Ce dimanche d’août, à la veille du triste anniversaire de la prise de Kaboul par les talibans, Shogofa évoque ces premiers jours sur le sol français : « Quand je suis arrivée ici, je suis restée en état de choc pendant un mois. Je ne croyais plus en rien, je ne savais plus où j’étais. Avant, en Afghanistan, je n’avais pas une vie sans problème mais c’était une vie agréable avec ma famille. Du jour au lendemain tout s’écroule, tout est détruit ».

Shogofa travaillait dans le milieu éducatif pour les jeunes filles et les femmes et cultivait l’espoir d’un avenir meilleur pour les siens. Il a fallu qu’elle accepte de ne pas retrouver sa vie d’avant. « Lorsque j’ai accepté la réalité, je me suis dit, "Allez, on repart à zéro. Ici c’est un nouveau pays avec une nouvelle vie !" », affirme-t-elle.

Se réparer et vivre pour soi-même, pas seulement pour les femmes afghanes comme elle le faisait avant. « Je me suis fait beaucoup d’amis ici à Rouen et ils m’aident beaucoup à me trouver, à accepter ma nouvelle vie ». En France, Shogofa apprend la langue, s’émerveille de l’art, de l’Histoire : « J’ai commencé à peindre ici, je découvre tellement de choses tous les jours… les cultures des différentes régions. C’est très stimulant pour moi. »

« Les talibans s’en iront un jour et j’y retournerai plus forte »

Maryam, 24 ans, Autrice et comédienne réfugiée afghane

Loin des yeux, près du cœur

Grâce aux réseaux sociaux, Shogofa et Maryam gardent le contact avec leur famille, restée en Afghanistan. « La situation n’est pas normale. J’ai une sœur cadette qui devait finir ses études et maintenant elle ne peut plus aller à l’école. Quand j’avais son âge je pensais à mes examens, mon avenir… Aujourd’hui les jeunes filles ont perdu la motivation », s’inquiète Maryam.

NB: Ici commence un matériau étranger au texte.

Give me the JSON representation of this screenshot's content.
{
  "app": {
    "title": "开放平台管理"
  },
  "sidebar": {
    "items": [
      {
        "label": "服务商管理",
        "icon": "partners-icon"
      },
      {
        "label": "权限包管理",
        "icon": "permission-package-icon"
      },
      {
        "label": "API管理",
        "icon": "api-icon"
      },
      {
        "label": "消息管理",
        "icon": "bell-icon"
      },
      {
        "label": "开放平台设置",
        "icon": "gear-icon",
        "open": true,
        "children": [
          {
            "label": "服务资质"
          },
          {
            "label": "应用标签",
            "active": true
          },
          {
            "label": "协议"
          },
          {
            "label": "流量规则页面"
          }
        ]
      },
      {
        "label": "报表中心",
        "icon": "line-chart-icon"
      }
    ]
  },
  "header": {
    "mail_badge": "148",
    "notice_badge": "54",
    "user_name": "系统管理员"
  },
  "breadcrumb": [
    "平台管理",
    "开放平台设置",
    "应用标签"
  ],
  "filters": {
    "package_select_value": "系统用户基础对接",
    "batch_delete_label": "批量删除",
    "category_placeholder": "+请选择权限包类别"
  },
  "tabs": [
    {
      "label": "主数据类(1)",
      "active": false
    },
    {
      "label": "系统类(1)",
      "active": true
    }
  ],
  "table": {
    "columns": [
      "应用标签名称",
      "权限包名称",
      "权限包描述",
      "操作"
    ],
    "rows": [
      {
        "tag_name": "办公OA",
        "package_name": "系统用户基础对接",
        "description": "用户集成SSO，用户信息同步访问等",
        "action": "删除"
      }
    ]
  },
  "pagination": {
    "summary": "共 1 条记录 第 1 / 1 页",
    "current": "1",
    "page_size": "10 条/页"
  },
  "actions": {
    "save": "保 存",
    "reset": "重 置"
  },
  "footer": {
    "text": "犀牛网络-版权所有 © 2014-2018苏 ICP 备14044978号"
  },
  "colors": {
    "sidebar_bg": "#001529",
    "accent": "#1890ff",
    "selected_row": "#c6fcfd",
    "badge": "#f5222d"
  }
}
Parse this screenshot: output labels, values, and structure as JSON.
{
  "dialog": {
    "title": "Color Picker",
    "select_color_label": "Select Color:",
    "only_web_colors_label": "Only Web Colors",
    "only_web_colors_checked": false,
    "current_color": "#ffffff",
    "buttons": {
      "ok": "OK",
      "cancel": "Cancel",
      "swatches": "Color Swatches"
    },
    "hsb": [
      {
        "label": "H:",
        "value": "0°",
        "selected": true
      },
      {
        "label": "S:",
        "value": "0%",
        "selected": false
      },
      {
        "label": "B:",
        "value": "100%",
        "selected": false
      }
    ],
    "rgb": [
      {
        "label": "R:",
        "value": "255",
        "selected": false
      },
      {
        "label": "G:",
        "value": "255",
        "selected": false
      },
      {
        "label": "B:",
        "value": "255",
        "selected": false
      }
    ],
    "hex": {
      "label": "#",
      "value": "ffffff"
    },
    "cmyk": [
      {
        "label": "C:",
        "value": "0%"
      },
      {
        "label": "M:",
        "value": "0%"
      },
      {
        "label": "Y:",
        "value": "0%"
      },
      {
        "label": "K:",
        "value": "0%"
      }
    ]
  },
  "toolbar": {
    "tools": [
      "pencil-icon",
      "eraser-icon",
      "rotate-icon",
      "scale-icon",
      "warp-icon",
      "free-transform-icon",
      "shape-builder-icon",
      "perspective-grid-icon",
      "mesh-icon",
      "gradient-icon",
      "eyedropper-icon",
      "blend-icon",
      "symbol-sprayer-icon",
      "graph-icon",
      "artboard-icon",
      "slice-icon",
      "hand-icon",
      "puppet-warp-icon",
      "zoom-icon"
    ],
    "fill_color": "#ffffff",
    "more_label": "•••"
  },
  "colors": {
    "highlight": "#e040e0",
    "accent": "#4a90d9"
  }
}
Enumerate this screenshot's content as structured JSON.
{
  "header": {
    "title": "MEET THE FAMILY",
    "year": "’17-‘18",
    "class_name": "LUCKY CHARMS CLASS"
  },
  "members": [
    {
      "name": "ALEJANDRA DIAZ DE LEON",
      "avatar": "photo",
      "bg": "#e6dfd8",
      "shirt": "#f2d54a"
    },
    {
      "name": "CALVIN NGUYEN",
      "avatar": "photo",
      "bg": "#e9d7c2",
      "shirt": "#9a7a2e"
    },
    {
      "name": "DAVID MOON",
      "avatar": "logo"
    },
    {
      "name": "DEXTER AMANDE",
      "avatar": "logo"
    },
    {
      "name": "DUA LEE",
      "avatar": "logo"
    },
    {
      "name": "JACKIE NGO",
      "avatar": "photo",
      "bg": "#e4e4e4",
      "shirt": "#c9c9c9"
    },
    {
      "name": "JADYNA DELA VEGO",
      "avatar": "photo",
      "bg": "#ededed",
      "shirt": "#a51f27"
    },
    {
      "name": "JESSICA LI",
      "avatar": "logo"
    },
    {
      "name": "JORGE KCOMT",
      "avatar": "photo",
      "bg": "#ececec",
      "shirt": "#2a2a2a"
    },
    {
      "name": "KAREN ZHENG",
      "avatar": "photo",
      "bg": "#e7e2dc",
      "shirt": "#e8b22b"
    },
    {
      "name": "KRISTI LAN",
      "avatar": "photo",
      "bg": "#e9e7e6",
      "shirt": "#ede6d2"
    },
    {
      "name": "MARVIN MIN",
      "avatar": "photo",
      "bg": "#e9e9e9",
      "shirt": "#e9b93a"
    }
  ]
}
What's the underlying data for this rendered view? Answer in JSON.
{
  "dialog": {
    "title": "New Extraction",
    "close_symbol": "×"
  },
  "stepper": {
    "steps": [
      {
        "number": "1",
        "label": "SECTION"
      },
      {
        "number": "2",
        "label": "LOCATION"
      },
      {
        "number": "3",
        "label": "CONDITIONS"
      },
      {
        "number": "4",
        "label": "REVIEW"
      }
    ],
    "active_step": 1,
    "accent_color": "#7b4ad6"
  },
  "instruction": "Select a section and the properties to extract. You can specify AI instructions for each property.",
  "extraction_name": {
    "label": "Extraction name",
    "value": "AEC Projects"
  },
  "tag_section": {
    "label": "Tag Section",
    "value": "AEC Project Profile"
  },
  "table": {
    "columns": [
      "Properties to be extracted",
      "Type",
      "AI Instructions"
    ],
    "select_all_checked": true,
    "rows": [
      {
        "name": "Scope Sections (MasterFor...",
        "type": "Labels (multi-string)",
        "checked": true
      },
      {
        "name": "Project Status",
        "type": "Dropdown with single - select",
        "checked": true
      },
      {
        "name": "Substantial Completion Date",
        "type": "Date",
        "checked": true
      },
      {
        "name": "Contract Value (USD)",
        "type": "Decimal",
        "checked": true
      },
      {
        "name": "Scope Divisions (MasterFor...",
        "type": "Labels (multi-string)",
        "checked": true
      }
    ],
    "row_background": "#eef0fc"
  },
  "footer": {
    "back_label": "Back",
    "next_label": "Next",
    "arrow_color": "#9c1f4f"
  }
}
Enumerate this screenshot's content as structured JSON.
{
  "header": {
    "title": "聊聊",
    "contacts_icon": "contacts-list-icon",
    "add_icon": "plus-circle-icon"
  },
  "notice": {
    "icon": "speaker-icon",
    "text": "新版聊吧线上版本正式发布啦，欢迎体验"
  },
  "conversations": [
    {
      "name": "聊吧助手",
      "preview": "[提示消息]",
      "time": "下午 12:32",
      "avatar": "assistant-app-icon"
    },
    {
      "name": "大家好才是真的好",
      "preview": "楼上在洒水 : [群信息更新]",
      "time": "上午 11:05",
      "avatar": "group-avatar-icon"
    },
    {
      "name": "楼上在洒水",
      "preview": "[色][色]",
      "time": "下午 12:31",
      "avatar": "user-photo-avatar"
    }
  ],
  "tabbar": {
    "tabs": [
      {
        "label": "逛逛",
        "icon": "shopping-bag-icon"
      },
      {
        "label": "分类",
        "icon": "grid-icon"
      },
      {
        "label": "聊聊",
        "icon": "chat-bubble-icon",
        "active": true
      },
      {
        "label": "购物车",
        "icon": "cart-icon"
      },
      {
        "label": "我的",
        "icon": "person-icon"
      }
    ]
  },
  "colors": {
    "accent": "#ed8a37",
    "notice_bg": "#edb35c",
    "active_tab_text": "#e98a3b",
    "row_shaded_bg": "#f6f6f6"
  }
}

Sa famille se réjouit de la savoir en sécurité avant tout. Et la jeune artiste savoure la chance de pouvoir vivre en France, en famille, sans oublier sa terre natale. « Nous sommes entourées de gens gentils et généreux… tout ce qu’ils ont fait et font pour nous... il n’y a pas de mot pour décrire ce sentiment merveilleux, pas de mot pour l'expliquer », souffle la jeune femme, avant de conclure, « les talibans s’en iront un jour et j’y retournerai plus forte ».

 « L’essentiel c’est de pouvoir faire ce pour quoi on milite. Et c’est à la portée de tout le monde »

Marie-Hélène Garnier, Metteuse en scène et comédienne

Ce sentiment indescriptible, Marie-Hélène "Queen" le partage. « Ça donne du sens à mon existence », révèle la comédienne. Issue d’un milieu plutôt militant, recevoir ces jeunes réfugiées à son domicile fait un peu partie de son éducation. « L’essentiel c’est de pouvoir faire réellement dans la vie quotidienne ce pour quoi on milite. Si c’est juste cliquer sur un réseau ça ne m’intéresse pas. Et c’est à la portée de tout le monde », soutient-elle.

« Je n’ai ni pouvoir politique, ni argent, mais j’ai mon art » 

Leur histoire sera retranscrite au théâtre. Les trois CDN normands, le Tangram d’Évreux-Louviers, le Volcan du Havre rejoints ensuite par le CDN de Tours ont uni leurs forces pour mettre en œuvre le projet artistique de onze artistes afghans, dont Maryam et Shogofa. « Kaboul, le 15 août 2021 » est mis en scène par Lucie Berelowitsch et Marcial Di Fonzo Bo, avec Saeed Mirzaei, artiste iranien, à la dramaturgie et à la traduction.  

Depuis qu’elle est en France, Shogofa apprécie le théâtre autrement. Il est selon elle une manière de transmettre des messages au public et aux politiques, avec force et finesse. « Je suis très heureuse de participer à ce projet. C’était nécessaire. Je n’ai ni pouvoir politique, ni argent mais j’ai mon art et je pense que c’est plus fort pour aider les gens ».

Au travers de cette pièce, la jeune femme souhaite mettre le monde en garde contre les ravages de la guerre. « Si on reste silencieux, la guerre peut arriver n’importe où. Il n’y a aucune garantie. Des gens fous et maléfiques peuvent décider de tout détruire du jour au lendemain ». Rendez-vous sur scène pour la première à Rouen le 15 septembre, au théâtre des deux rives.